Ganz ohne Längen kommt «Harter Brocken» jedoch nicht aus. Der Fall thematisiert einige Harzer Eigenarten, die wahrscheinlich der Mythenbildung um den Ort des Geschehens dienen sollen, unter anderem die zur Zeit des Falls stattfindende Walpurgisnacht. Letztendlich wird jedoch nicht klar, in welcher Art und Weise die Ausführungen zur Qualität des Krimis beitragen sollen. Die Zeit hätte man geschickter in die Ermittlungen Frank Koops‘ investiert, dem nach einer Stunde doch sehr plötzlich ein Licht auf geht, das maßgeblich zur Auflösung des Falls beiträgt, nachdem Versuche, dem Fall durch ruhigere Momente mehr Tiefe zu verleihen, an mehreren Stellen nicht fruchteten.
Bis dahin gestaltet sich das Erzähltempo vorwiegend gemächlich, was sich vor allem positiv auf die Atmosphäre auswirkt. So richtig Stimmung will bei den Annäherungen zwischen Koops und Nohe aber nicht aufkommen, was allerdings vom gewitzten Plot-Twist und der actionreichen Auflösung wieder etwas relativiert wird. Auch der ungewöhnliche, aber eindringliche Score von Ali N. Askin entschädigt für manche Szene, die die Spannung, etwa zugunsten von halbherziger Romantik, wieder etwas drosselt.

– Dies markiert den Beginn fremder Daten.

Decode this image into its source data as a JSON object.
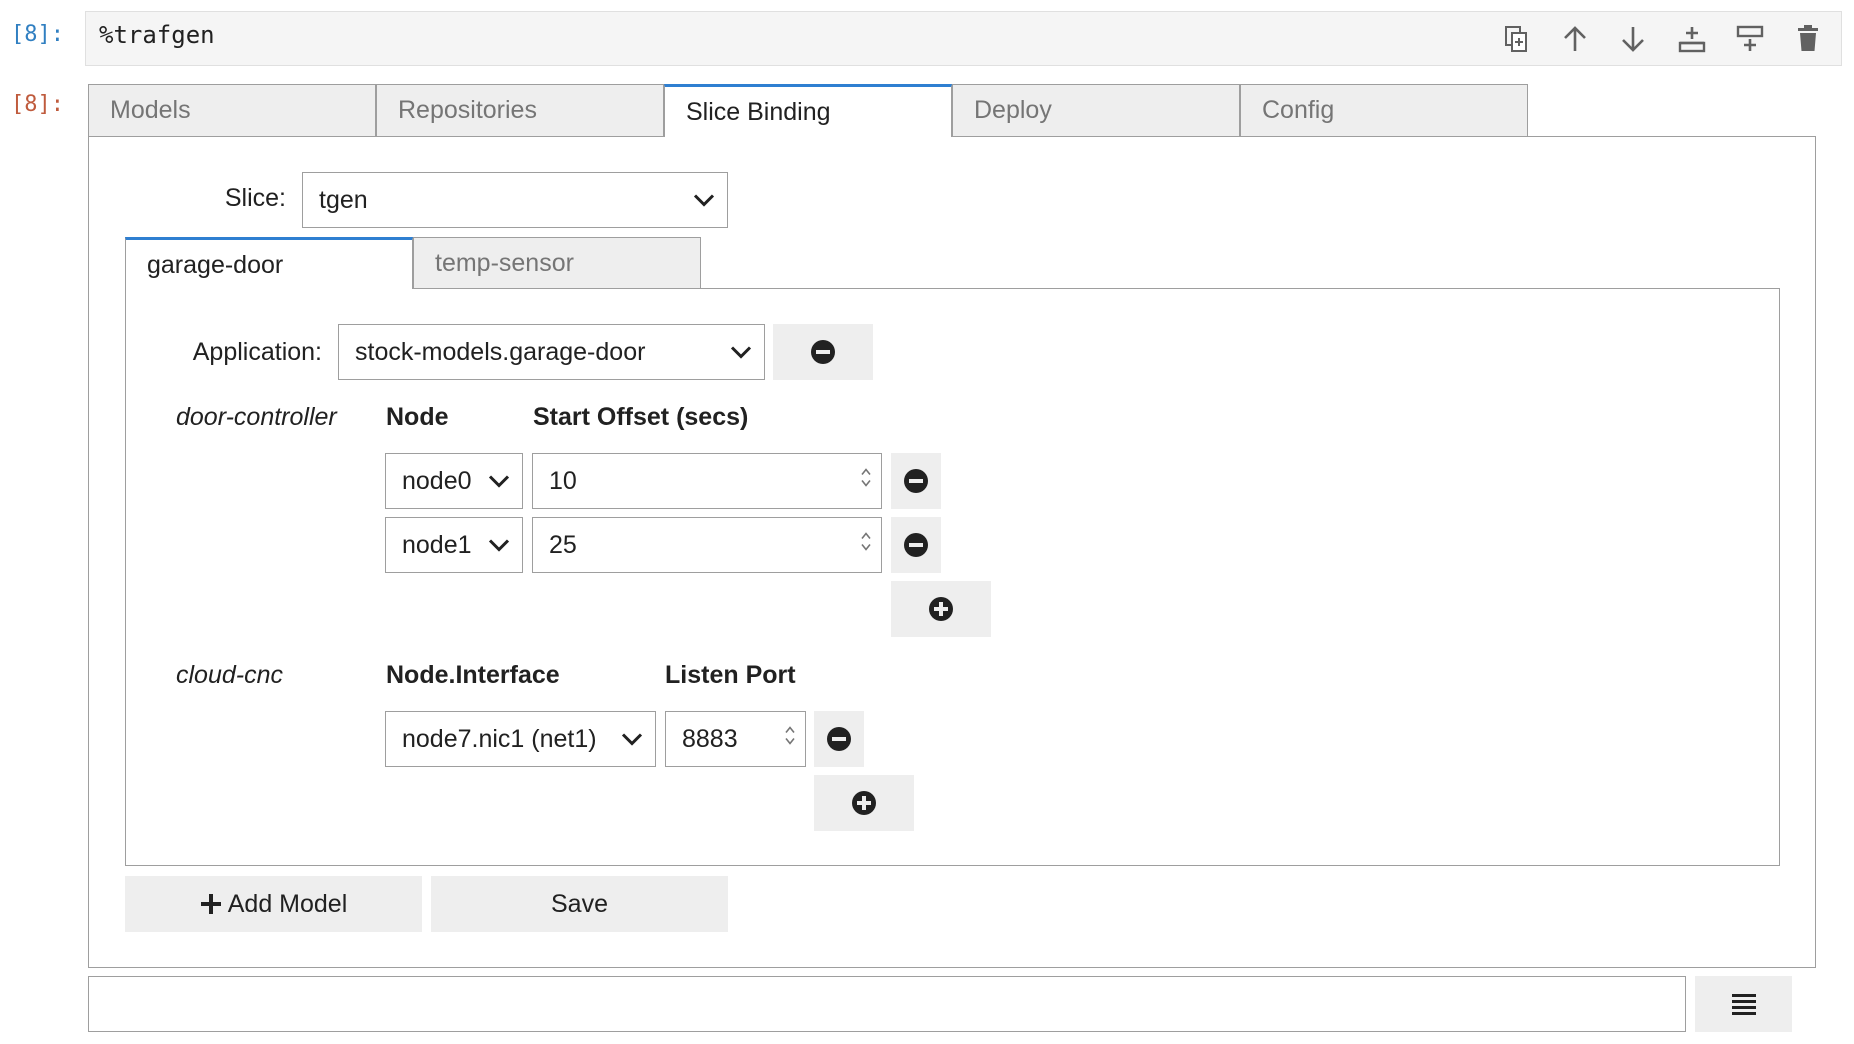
{
  "cell": {
    "input_prompt": "[8]:",
    "output_prompt": "[8]:",
    "code": "%trafgen",
    "toolbar_icons": [
      "duplicate-icon",
      "move-up-icon",
      "move-down-icon",
      "insert-below-icon",
      "insert-above-icon",
      "delete-icon"
    ]
  },
  "tabs": [
    {
      "label": "Models",
      "active": false
    },
    {
      "label": "Repositories",
      "active": false
    },
    {
      "label": "Slice Binding",
      "active": true
    },
    {
      "label": "Deploy",
      "active": false
    },
    {
      "label": "Config",
      "active": false
    }
  ],
  "slice": {
    "label": "Slice:",
    "value": "tgen"
  },
  "model_tabs": [
    {
      "label": "garage-door",
      "active": true
    },
    {
      "label": "temp-sensor",
      "active": false
    }
  ],
  "application": {
    "label": "Application:",
    "value": "stock-models.garage-door"
  },
  "door_controller": {
    "name": "door-controller",
    "col_node": "Node",
    "col_offset": "Start Offset (secs)",
    "rows": [
      {
        "node": "node0",
        "offset": "10"
      },
      {
        "node": "node1",
        "offset": "25"
      }
    ]
  },
  "cloud_cnc": {
    "name": "cloud-cnc",
    "col_iface": "Node.Interface",
    "col_port": "Listen Port",
    "rows": [
      {
        "iface": "node7.nic1 (net1)",
        "port": "8883"
      }
    ]
  },
  "buttons": {
    "add_model": "Add Model",
    "save": "Save"
  },
  "output_line": {
    "value": ""
  }
}
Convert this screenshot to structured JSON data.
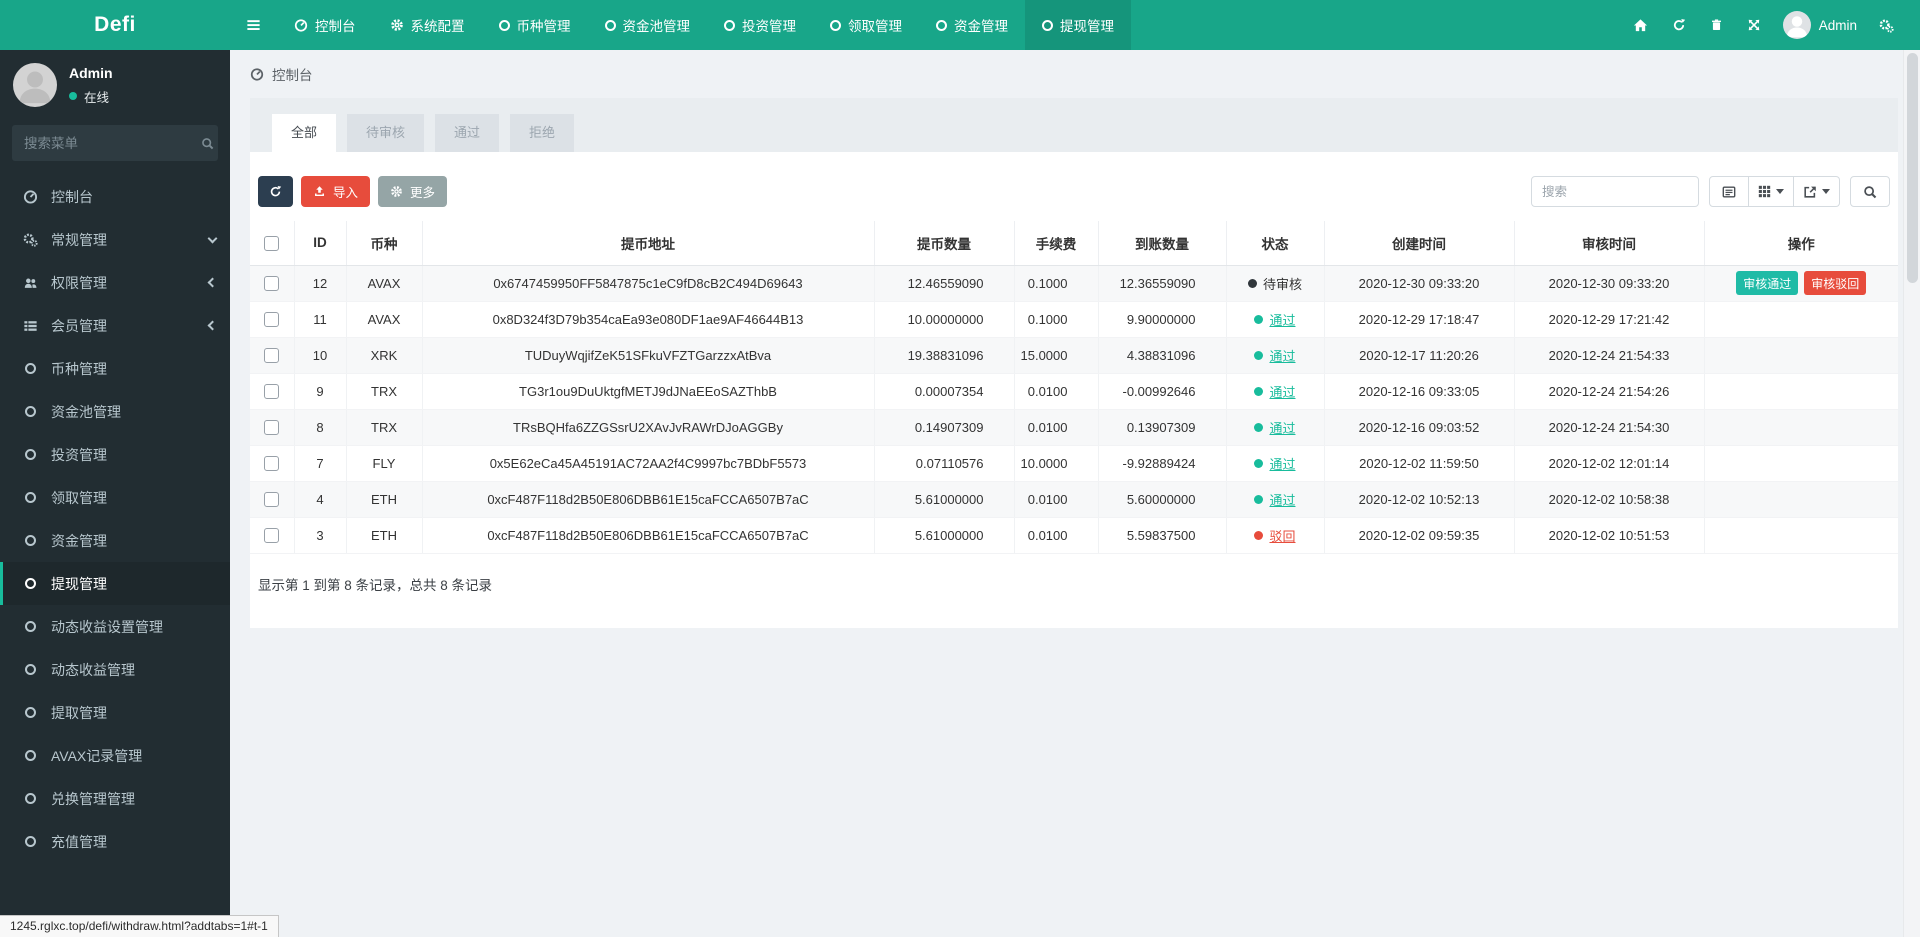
{
  "navbar": {
    "logo": "Defi",
    "items": [
      {
        "label": "控制台",
        "icon": "dashboard"
      },
      {
        "label": "系统配置",
        "icon": "gear"
      },
      {
        "label": "币种管理",
        "icon": "circle"
      },
      {
        "label": "资金池管理",
        "icon": "circle"
      },
      {
        "label": "投资管理",
        "icon": "circle"
      },
      {
        "label": "领取管理",
        "icon": "circle"
      },
      {
        "label": "资金管理",
        "icon": "circle"
      },
      {
        "label": "提现管理",
        "icon": "circle",
        "active": true
      }
    ],
    "admin_label": "Admin"
  },
  "sidebar": {
    "user": {
      "name": "Admin",
      "status": "在线"
    },
    "search_placeholder": "搜索菜单",
    "items": [
      {
        "label": "控制台",
        "icon": "dashboard"
      },
      {
        "label": "常规管理",
        "icon": "gears",
        "chevron": "down"
      },
      {
        "label": "权限管理",
        "icon": "users",
        "chevron": "left"
      },
      {
        "label": "会员管理",
        "icon": "list",
        "chevron": "left"
      },
      {
        "label": "币种管理",
        "icon": "circle"
      },
      {
        "label": "资金池管理",
        "icon": "circle"
      },
      {
        "label": "投资管理",
        "icon": "circle"
      },
      {
        "label": "领取管理",
        "icon": "circle"
      },
      {
        "label": "资金管理",
        "icon": "circle"
      },
      {
        "label": "提现管理",
        "icon": "circle",
        "active": true
      },
      {
        "label": "动态收益设置管理",
        "icon": "circle"
      },
      {
        "label": "动态收益管理",
        "icon": "circle"
      },
      {
        "label": "提取管理",
        "icon": "circle"
      },
      {
        "label": "AVAX记录管理",
        "icon": "circle"
      },
      {
        "label": "兑换管理管理",
        "icon": "circle"
      },
      {
        "label": "充值管理",
        "icon": "circle"
      }
    ]
  },
  "breadcrumb": {
    "label": "控制台"
  },
  "tabs": [
    {
      "label": "全部",
      "active": true
    },
    {
      "label": "待审核"
    },
    {
      "label": "通过"
    },
    {
      "label": "拒绝"
    }
  ],
  "toolbar": {
    "import_label": "导入",
    "more_label": "更多",
    "search_placeholder": "搜索"
  },
  "table": {
    "headers": [
      "ID",
      "币种",
      "提币地址",
      "提币数量",
      "手续费",
      "到账数量",
      "状态",
      "创建时间",
      "审核时间",
      "操作"
    ],
    "actions": {
      "approve": "审核通过",
      "reject": "审核驳回"
    },
    "rows": [
      {
        "id": "12",
        "coin": "AVAX",
        "address": "0x6747459950FF5847875c1eC9fD8cB2C494D69643",
        "amount": "12.46559090",
        "fee": "0.1000",
        "receive": "12.36559090",
        "status": "待审核",
        "created": "2020-12-30 09:33:20",
        "audited": "2020-12-30 09:33:20"
      },
      {
        "id": "11",
        "coin": "AVAX",
        "address": "0x8D324f3D79b354caEa93e080DF1ae9AF46644B13",
        "amount": "10.00000000",
        "fee": "0.1000",
        "receive": "9.90000000",
        "status": "通过",
        "created": "2020-12-29 17:18:47",
        "audited": "2020-12-29 17:21:42"
      },
      {
        "id": "10",
        "coin": "XRK",
        "address": "TUDuyWqjifZeK51SFkuVFZTGarzzxAtBva",
        "amount": "19.38831096",
        "fee": "15.0000",
        "receive": "4.38831096",
        "status": "通过",
        "created": "2020-12-17 11:20:26",
        "audited": "2020-12-24 21:54:33"
      },
      {
        "id": "9",
        "coin": "TRX",
        "address": "TG3r1ou9DuUktgfMETJ9dJNaEEoSAZThbB",
        "amount": "0.00007354",
        "fee": "0.0100",
        "receive": "-0.00992646",
        "status": "通过",
        "created": "2020-12-16 09:33:05",
        "audited": "2020-12-24 21:54:26"
      },
      {
        "id": "8",
        "coin": "TRX",
        "address": "TRsBQHfa6ZZGSsrU2XAvJvRAWrDJoAGGBy",
        "amount": "0.14907309",
        "fee": "0.0100",
        "receive": "0.13907309",
        "status": "通过",
        "created": "2020-12-16 09:03:52",
        "audited": "2020-12-24 21:54:30"
      },
      {
        "id": "7",
        "coin": "FLY",
        "address": "0x5E62eCa45A45191AC72AA2f4C9997bc7BDbF5573",
        "amount": "0.07110576",
        "fee": "10.0000",
        "receive": "-9.92889424",
        "status": "通过",
        "created": "2020-12-02 11:59:50",
        "audited": "2020-12-02 12:01:14"
      },
      {
        "id": "4",
        "coin": "ETH",
        "address": "0xcF487F118d2B50E806DBB61E15caFCCA6507B7aC",
        "amount": "5.61000000",
        "fee": "0.0100",
        "receive": "5.60000000",
        "status": "通过",
        "created": "2020-12-02 10:52:13",
        "audited": "2020-12-02 10:58:38"
      },
      {
        "id": "3",
        "coin": "ETH",
        "address": "0xcF487F118d2B50E806DBB61E15caFCCA6507B7aC",
        "amount": "5.61000000",
        "fee": "0.0100",
        "receive": "5.59837500",
        "status": "驳回",
        "created": "2020-12-02 09:59:35",
        "audited": "2020-12-02 10:51:53"
      }
    ],
    "summary": "显示第 1 到第 8 条记录，总共 8 条记录"
  },
  "statusbar": {
    "url": "1245.rglxc.top/defi/withdraw.html?addtabs=1#t-1"
  },
  "colors": {
    "navbar": "#18A689",
    "sidebar": "#222D32",
    "accent": "#18BC9C",
    "danger": "#E74C3C",
    "dark_button": "#2C3E50",
    "gray_button": "#95A5A6"
  }
}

Eine gelungene Abwechslung also am Samstagabend im Ersten: «Harter Brocken» ist ein reduzierter, lakonischer Krimi, der aufgrund seiner situationalen Dynamiken zwischen den Protagonisten punktet, die durch eine smart konstruierte Ausgangsposition erzeugt werden.
Das Erste zeigt «Harter Brocken» am Samstag, 7. März 2015 um 20.15 Uhr.